By way of background, I grew up in the Squirrel Hill neighborhood of Pittsburgh, one of the largest predominantly Jewish neighborhoods in the United States. I was bar mitzvahed at the Tree of Life synagogue which became infamous in 2018 as the site of the deadliest attack on Jews in US history. The community had a political activist bent as far back as I can remember, starting with the Soviet Jewry movement. There was always talk about “tikkun olam,” Hebrew for “repairing the world,” so the notion of saving/repairing the planet was embedded in me early on.
What have been some of your biggest successes?

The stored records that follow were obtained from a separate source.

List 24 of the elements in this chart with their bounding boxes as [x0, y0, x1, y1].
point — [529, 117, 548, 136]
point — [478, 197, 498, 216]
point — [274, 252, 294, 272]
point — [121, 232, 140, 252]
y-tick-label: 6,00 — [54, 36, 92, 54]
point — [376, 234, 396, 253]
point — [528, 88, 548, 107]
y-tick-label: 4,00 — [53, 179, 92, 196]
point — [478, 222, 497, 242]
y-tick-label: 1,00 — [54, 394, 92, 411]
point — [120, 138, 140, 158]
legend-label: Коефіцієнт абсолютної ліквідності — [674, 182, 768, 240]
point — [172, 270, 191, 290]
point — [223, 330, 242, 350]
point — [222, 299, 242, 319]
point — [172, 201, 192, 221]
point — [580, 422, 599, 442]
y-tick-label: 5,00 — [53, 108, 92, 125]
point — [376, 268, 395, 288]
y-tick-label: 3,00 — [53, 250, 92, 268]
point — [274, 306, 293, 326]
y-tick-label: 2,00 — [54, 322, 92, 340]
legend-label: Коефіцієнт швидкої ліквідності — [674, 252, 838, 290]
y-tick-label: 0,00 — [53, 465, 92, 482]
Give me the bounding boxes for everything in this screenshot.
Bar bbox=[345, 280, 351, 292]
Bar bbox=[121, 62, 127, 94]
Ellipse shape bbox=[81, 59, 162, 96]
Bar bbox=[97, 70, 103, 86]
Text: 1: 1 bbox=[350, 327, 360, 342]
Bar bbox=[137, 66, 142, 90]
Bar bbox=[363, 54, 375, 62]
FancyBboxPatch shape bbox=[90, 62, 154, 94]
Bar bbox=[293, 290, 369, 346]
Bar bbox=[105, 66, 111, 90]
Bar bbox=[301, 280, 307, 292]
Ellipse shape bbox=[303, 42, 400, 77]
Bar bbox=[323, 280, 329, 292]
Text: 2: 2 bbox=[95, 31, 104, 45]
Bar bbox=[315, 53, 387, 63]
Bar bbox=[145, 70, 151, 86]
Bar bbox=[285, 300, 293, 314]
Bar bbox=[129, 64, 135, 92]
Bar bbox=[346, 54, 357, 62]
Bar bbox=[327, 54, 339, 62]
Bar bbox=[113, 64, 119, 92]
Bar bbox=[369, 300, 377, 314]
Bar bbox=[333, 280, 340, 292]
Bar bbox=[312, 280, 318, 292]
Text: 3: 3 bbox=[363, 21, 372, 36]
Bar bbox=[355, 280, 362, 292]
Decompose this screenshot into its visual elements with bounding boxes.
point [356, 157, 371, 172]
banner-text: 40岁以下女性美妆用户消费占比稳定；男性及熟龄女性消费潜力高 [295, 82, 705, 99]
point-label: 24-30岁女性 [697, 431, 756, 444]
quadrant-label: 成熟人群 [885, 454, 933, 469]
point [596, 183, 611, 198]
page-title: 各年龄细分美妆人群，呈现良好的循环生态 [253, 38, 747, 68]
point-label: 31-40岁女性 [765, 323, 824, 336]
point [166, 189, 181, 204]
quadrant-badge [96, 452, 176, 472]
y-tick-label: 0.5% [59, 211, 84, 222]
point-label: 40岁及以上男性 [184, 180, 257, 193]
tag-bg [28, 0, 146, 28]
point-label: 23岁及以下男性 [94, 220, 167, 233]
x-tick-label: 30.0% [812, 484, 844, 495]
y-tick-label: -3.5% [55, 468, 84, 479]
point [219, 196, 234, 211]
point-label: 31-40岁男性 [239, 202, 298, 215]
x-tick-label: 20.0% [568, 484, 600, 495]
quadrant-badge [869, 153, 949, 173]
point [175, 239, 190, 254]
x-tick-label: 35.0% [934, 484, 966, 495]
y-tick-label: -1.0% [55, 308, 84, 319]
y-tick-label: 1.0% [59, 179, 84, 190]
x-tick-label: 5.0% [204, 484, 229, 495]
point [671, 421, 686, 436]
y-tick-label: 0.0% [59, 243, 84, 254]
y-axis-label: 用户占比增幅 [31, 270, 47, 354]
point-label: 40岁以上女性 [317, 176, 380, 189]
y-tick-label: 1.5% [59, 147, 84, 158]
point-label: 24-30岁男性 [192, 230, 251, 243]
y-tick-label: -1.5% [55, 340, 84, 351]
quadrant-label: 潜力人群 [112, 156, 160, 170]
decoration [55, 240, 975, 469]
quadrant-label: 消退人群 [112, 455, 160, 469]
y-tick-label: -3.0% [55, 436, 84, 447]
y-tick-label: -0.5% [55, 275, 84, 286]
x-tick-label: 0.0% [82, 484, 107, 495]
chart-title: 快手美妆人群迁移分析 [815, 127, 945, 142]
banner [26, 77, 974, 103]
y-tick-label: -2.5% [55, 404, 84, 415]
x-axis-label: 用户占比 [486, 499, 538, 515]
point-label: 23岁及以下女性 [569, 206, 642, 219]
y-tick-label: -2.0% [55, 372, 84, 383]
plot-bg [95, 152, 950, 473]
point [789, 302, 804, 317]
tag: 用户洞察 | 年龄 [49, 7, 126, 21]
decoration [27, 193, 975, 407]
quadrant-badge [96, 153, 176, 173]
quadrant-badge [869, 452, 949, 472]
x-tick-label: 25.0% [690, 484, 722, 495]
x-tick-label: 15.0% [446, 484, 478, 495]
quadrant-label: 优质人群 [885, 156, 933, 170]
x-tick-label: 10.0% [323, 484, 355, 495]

I have introduced and gained passage of several landmark pieces of legislation, including: (1) The Clean Energy Jobs Act; (2) legislation enshrining the protections of the Affordable Care Act into Maryland law; (3) several healthcare bills which resulted in the uninsured rate in Maryland being cut in half; and (4) The ABLE Act which created a program modeled after 529 College Savings Plans to allow families who have children with significant disabilities to save on a tax deferred basis for their child’s future.
With any political or policy effort, there are times when you hit brick wall. Can you give us an example of that and how you pivoted to do something that worked better?
In 2018, I introduced legislation to require Maryland to obtain 50% of its energy from renewable sources by 2030. There was no interest or support for the bill, and it failed. In 2019, I reintroduced the bill with a new name, the Clean Energy Jobs Act. The votes required to pass the bill were still not there and I hit the “brick wall.” I had to pivot and decided to reframe the “sales pitch” to each legislator who had been opposed to the bill from an environmental argument to a job creator, economic development argument. With that change, I was able to obtain support from several key legislators, including a decisive vote from a House Republican. The bill passed the House committee by one vote and the bill ultimately was enacted into law with improvements over the 2018 bill.
You have already made major changes for good. As you get ready for the next legislative session, what are the big challenges ahead?
Most of the Senators serving on my Committee (Education, Energy, and the Environment Committee) did not have expertise on energy policy issues prior to this past Session. So, as Chair of the Committee, one major challenge for me is to ensure that all members are well-versed in the variety of complex issues presented by the energy transition underway in our State.
Also, Maryland is in the process of adopting the California Advanced Clean Cars Rule which mandates that 100% of vehicles and light trucks sold in Maryland will be electric by 2035. As a Committee, we will need to make sure that considerable progress is made in upgrading our State’s EV infrastructure to support those changes.
Finally, as we transition towards a State with all-electric cars, buildings and homes, the demands on our electricity distribution and transmission grid need to be significantly enhanced to ensure delivery of more electricity in a reliable manner and to avoid multi-year delays of important renewable energy projects.
What is your advice for other people who are just getting their start on climate policy issues?
For over a decade, I taught a graduate course on federalism and state policymaking at Johns Hopkins University. Many of my students worked on Capitol Hill and did not think much happens in our state capitols. In reality, most of the action on climate policy issues today is at the state level, not on Capitol Hill. Get to know your state legislators, visit their offices, send them emails. I think you will find that they are very accessible and that you can weigh in directly with policymakers on climate issues in a very meaningful way.